On Sun, Jul 17, 2011 at 8:04 AM, Stephen <cryptworks at gmail.com> wrote:
> Honestly I suggest clonezilla for this. It will get everything windows 
> Linux grub etc.
>
> On Jul 17, 2011 7:48 AM, "Mark Phillips" <mark at phillipsmarketing.biz>
wrote:
>> I purchased a larger hard drive (~750 GB)) for my laptop and want to 
>> clone my current laptop drive (~320 GB) to the new one. The new drive 
>> is connected to the laptop via usb - I can mount it and read/write to 
>> it. This is what I did, but it didn't seem to work out...
>>
>> 1. Boot laptop using latest Knoppix
>> 2. umount both /dev/sda(old drive, internal to laptop) and /dev/sdb 
>> (new drive connected via usb) 3. I was going to use dd, but read that 
>> dd_rescue is a little better (read error handling, reporting 
>> progress), so I installed that and fired it iup
>>
>> knoppix at Microknoppix:~$ sudo ddrescue -f -n /dev/sda /dev/sdb
>>
>>
>> Press Ctrl-C to interrupt
>> rescued: 320072 MB, errsize: 0 B, current rate: 29753 kB/s
>> ipos: 320072 MB, errors: 0, average rate: 29513 kB/s
>> opos: 320072 MB, time from last successful read: 0 s Finished
>>
>> 4. I thought, time to use gparted to expand the Linux partition for 
>> my new drive to the full size, and install the new drive.....but 
>> wait, there are problems!
>>
>> knoppix at Microknoppix:~$ fdisk -l
>>
>> Disk /dev/sda: 320.1 GB, 320072933376 bytes
>> 255 heads, 63 sectors/track, 38913 cylinders Units = cylinders of 
>> 16065 * 512 = 8225280 bytes Sector size (logical/physical): 512 bytes 
>> / 512 bytes I/O size (minimum/optimal): 512 bytes / 512 bytes Disk 
>> identifier: 0x81d6785f
>>
>> Device Boot Start End Blocks Id System
>> /dev/sda1 1 5 40131 de Dell Utility
>> /dev/sda2 * 6 1918 15360000 7 HPFS/NTFS
>> /dev/sda3 1918 7017 40963092+ 7 HPFS/NTFS
>> /dev/sda4 7018 38913 256204620 5 Extended
>> /dev/sda5 * 7018 37615 245778403+ 83 Linux
>> /dev/sda6 37616 38913 10426153+ 82 Linux swap / Solaris
>> Note: sector size is 4096 (not 512)
>> Warning: ignoring extra data in partition table 5
>> Warning: ignoring extra data in partition table 5
>> Warning: ignoring extra data in partition table 5
>> Warning: invalid flag 0xbfbb of partition table 5 will be corrected 
>> by
>> w(rite)
>>
>> Disk /dev/sdb: 750.2 GB, 750156374016 bytes
>> 255 heads, 63 sectors/track, 11400 cylinders Units = cylinders of 
>> 16065 * 4096 = 65802240 bytes Sector size (logical/physical): 4096 
>> bytes / 4096 bytes I/O size (minimum/optimal): 4096 bytes / 4096 
>> bytes Disk identifier: 0x81d6785f
>>
>> Device Boot Start End Blocks Id System
>> /dev/sdb1 1 5 321048 de Dell Utility
>> Partition 1 does not start on physical sector boundary.

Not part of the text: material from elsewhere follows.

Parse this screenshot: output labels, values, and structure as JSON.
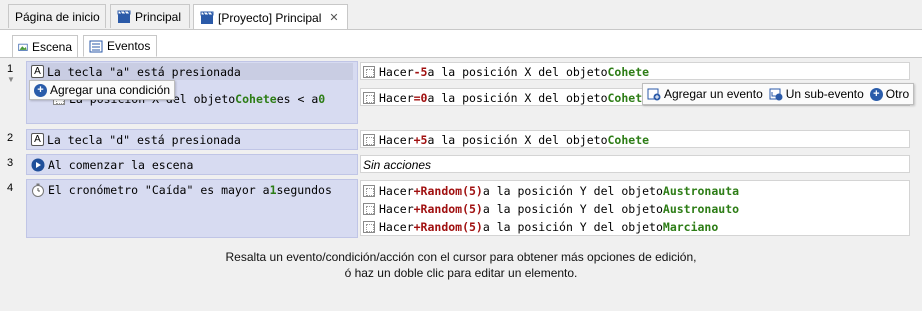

>> /dev/sdb2 * 6 1918 122880000 7 HPFS/NTFS
>> /dev/sdb3 1918 7017 327704740 7 HPFS/NTFS
>> /dev/sdb4 7018 38913 2049636960 5 Extended Partition 4 does not start 
>> on physical sector boundary.
>> /dev/sdb5 ? 82628 130208 3057478824 48 Unknown 
>> knoppix at Microknoppix:~$
>>
>> It appears that dd-rescue did what I expected it to do....copied sda 
>> to sdb bit by bit. I am not sure what the warnings are for sda, but 
>> it looks like dd_rescue did what it was supposed to do. However, What 
>> do I do about the errors on sdb? GParted does not recognize the 
>> partition table for sdb, and reports 698 GB of unallocated space.
>>
>> Thanks for any suggestions you may have to solve/explain what is going
on!
>>
>> Mark
>



--
A mouse trap, placed on top of your alarm clock, will prevent you from
rolling over and going back to sleep after you hit the snooze button.